Cook’s notes
Traditionally, the way to cook a teriyaki dish is to marinate the meat in the sauce before cooking. The marinated meat is either grilled and basted repeatedly with the marinade, or braised in the sauce.
The second method is used in cooking this skewered pork dish but without marinating the meat at all. When meat is cut this thinly, it easily soaks up the sauce during cooking. Marinating is really superfluous.
What is bacon-cut pork belly?
It’s pork belly sliced as thin as bacon rashers. Machine-sliced, to be accurate. It’s really difficult to do this by hand. If “bacon-cut pork belly” is not a term used in your neighborhood meat shop, try asking for Korean pork samgyeopsal or Korean pork bulgogi. We usually buy bacon-cut pork belly for stir fries but I had this idea of rolling each slice, threading the rolled meat with bamboo skewers and cooking the skewered rolled meat with teriyaki sauce in a pan on the stovetop. No grilling. Not on a day when the temperature soared to levels that we dared not set up the grill outdoors.How many rolled pork per skewer depends on the length of the skewer. For best results, choose a skewer length that will fit in your frying pan.
How do you make teriyaki sauce?
Teriyaki sauce is equal amounts of Japanese soy sauce, sake and mirin. I must emphasize that it’s Japanese soy sauce. Not Chinese soy sauce which is generally darker and saltier. Not Indonesian soy sauce — or kecap manis — which is sweet. Sake and mirin are rice wines. Sweetish. Sake has a higher alcohol content than mirin. Note that there’s sake for cooking and sake for drinking. While you may use either, cooking sake is a lot cheaper. Mirin is syrupy which gives the surface of the cooked dish a glazed texture. You need both to make teriyaki sauce. Just mix them together with the Japanese soy sauce.Skewered pork belly teriyaki
Ingredients
- 500 grams bacon-cut pork belly (1.1 pounds)
- cooking oil
Teriyaki sauce
- ¼ cup Japanese soy sauce
- ¼ cup cooking sake
- ¼ cup mirin
Instructions
- Press the pork slices between stacks of paper towels to remove surface moisture.
- Roll up each slice into a log.

- Thread the rolled pork belly with bamboo skewers.
- Brush or spray a frying pan with oil and heat.
- Lay the skewered pork in the oil in a single layer and sear on all sides until lightly browned.

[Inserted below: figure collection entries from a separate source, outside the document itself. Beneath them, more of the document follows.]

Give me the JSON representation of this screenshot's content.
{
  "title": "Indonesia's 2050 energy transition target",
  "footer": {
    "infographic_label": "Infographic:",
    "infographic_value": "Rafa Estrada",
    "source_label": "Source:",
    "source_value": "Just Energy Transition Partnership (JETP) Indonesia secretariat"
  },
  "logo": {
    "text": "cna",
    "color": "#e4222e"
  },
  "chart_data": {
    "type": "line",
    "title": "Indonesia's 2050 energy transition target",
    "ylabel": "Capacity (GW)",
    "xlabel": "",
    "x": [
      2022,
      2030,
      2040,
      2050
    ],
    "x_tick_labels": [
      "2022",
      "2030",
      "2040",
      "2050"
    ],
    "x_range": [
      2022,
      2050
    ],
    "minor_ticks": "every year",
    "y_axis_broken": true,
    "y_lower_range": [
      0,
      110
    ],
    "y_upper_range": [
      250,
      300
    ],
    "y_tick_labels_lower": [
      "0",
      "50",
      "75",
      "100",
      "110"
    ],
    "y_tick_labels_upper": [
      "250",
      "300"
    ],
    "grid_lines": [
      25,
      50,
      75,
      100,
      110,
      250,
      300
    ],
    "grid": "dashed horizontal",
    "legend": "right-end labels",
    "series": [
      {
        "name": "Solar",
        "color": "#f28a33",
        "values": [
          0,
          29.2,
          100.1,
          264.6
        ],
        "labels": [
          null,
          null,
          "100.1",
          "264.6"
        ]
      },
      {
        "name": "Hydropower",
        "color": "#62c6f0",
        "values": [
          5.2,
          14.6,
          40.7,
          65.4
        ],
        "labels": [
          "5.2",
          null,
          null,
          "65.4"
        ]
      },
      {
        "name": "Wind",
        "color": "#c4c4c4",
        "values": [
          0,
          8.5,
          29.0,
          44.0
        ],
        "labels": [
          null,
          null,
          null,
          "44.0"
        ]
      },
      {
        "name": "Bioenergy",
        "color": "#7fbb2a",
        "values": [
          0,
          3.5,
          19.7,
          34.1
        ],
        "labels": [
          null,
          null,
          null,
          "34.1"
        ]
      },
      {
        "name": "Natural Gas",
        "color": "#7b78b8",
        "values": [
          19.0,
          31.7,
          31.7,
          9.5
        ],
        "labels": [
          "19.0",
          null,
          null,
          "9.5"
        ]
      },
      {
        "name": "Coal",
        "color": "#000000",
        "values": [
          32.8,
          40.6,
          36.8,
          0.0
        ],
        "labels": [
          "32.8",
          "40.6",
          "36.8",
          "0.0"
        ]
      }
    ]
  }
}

- Mix all the ingredients for the teriyaki sauce and pour in.
- Bring the sauce to a boil, set the heat to low, cover the pan and braise the skewered pork, turning them over every few minutes, until most of the sauce has been soaked up.

- Continue cooking the pork in the rendered fat, turning them over often, until the sauce caramelizes and forms a glaze on the surface of the meat.